If you encounter any dataset loading errors at the beginning of training, try setting:

export HF_HUB_ETAG_TIMEOUT=500

Pre-downloading datasets

Streaming datasets from huggingface hub can sometimes result in http 443 errors which will crash the training process. To avoid them, you can pre-download the dataset.

Here is an example that downloads all the files in PrimeIntellect/fineweb-edu which are used by data_rank 5 in a training with data_world_size of 12.
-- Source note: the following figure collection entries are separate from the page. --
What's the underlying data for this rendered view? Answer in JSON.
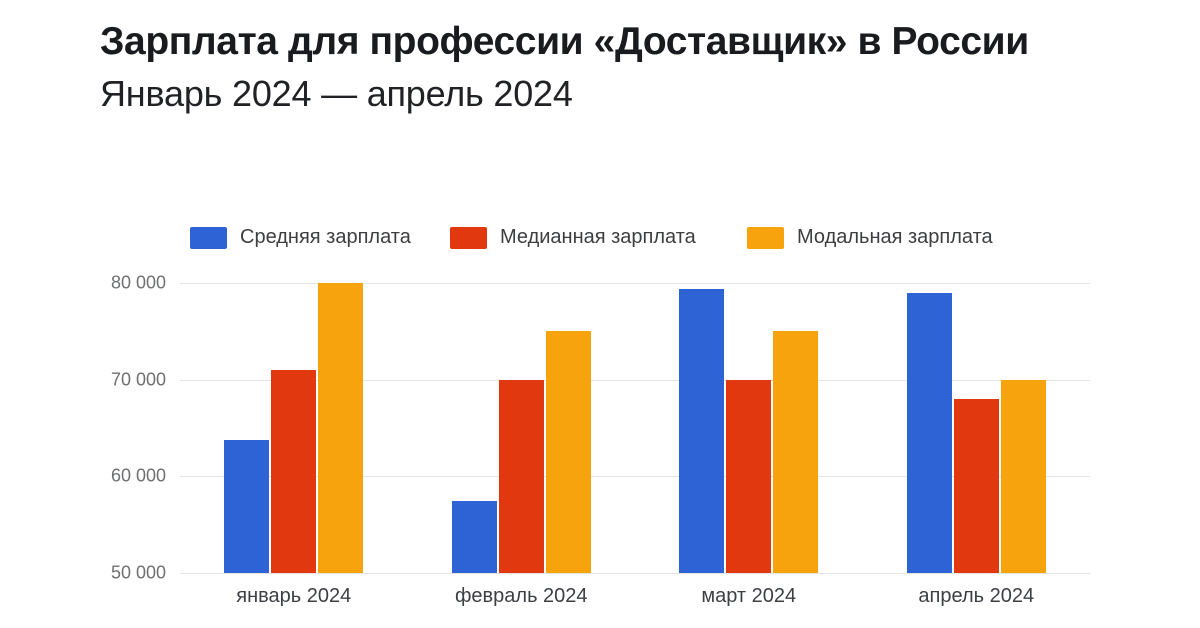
{
  "header": {
    "title": "Зарплата для профессии «Доставщик» в России",
    "subtitle": "Январь 2024 — апрель 2024"
  },
  "chart_data": {
    "type": "bar",
    "title": "Зарплата для профессии «Доставщик» в России",
    "subtitle": "Январь 2024 — апрель 2024",
    "categories": [
      "январь 2024",
      "февраль 2024",
      "март 2024",
      "апрель 2024"
    ],
    "series": [
      {
        "name": "Средняя зарплата",
        "color": "#2E63D6",
        "values": [
          63800,
          57500,
          79400,
          79000
        ]
      },
      {
        "name": "Медианная зарплата",
        "color": "#E1380F",
        "values": [
          71000,
          70000,
          70000,
          68000
        ]
      },
      {
        "name": "Модальная зарплата",
        "color": "#F7A30E",
        "values": [
          80000,
          75000,
          75000,
          70000
        ]
      }
    ],
    "ylim": [
      50000,
      80000
    ],
    "yticks": [
      50000,
      60000,
      70000,
      80000
    ],
    "ytick_labels": [
      "50 000",
      "60 000",
      "70 000",
      "80 000"
    ],
    "grid": true,
    "legend_position": "top",
    "gridline_color": "#e4e4e4",
    "background_color": "#ffffff"
  }
}
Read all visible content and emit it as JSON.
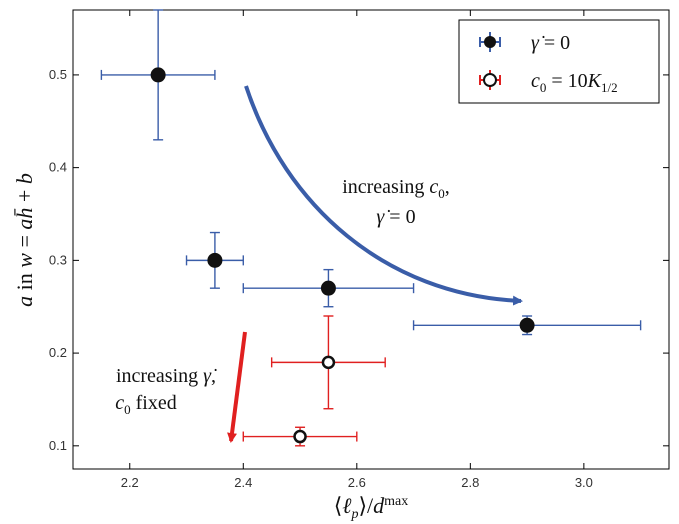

python3 scripts/subset_data.py --dataset_name PrimeIntellect/fineweb-edu --data_world_size 12 --data_rank 5

For info about the arguments to the script, do:

python3 scripts/subset_data.py --help

Exporting checkpoints to huggingface compatible model

You can convert the checkpoints saved by the training script to a model that can be run with any huggingface-compatible inference engine (e.g. transformers, vLLM) using our export script. The export script takes the training config as a positional argument and 2 keyword arguments, ckpt.resume which is the path to the checkpoint, ckpt.path which is the path you wish to save the converted model. You may also pass the torch_dtype argument to either float32 or bfloat16 to specify the precision of the exported model weights. The default torch_dtype is float32.

Example export command:

python scripts/export_dcp.py @configs/10B/H100.toml --ckpt.path /path/to/save/converted_model --ckpt.resume /path/to/ckpt/step_84000 --torch_dtype bfloat16

You can then upload the model to huggingface using huggingface-cli:

# Usage:  huggingface-cli upload [repo_id] [local_path] [path_in_repo]
huggingface-cli upload username/mymodel /path/to/save/converted_model . --private

The repo will be created if repo_id does not exist. The --private will create the repo as a private repo and cab ne ommited to create a publicly accessible repo.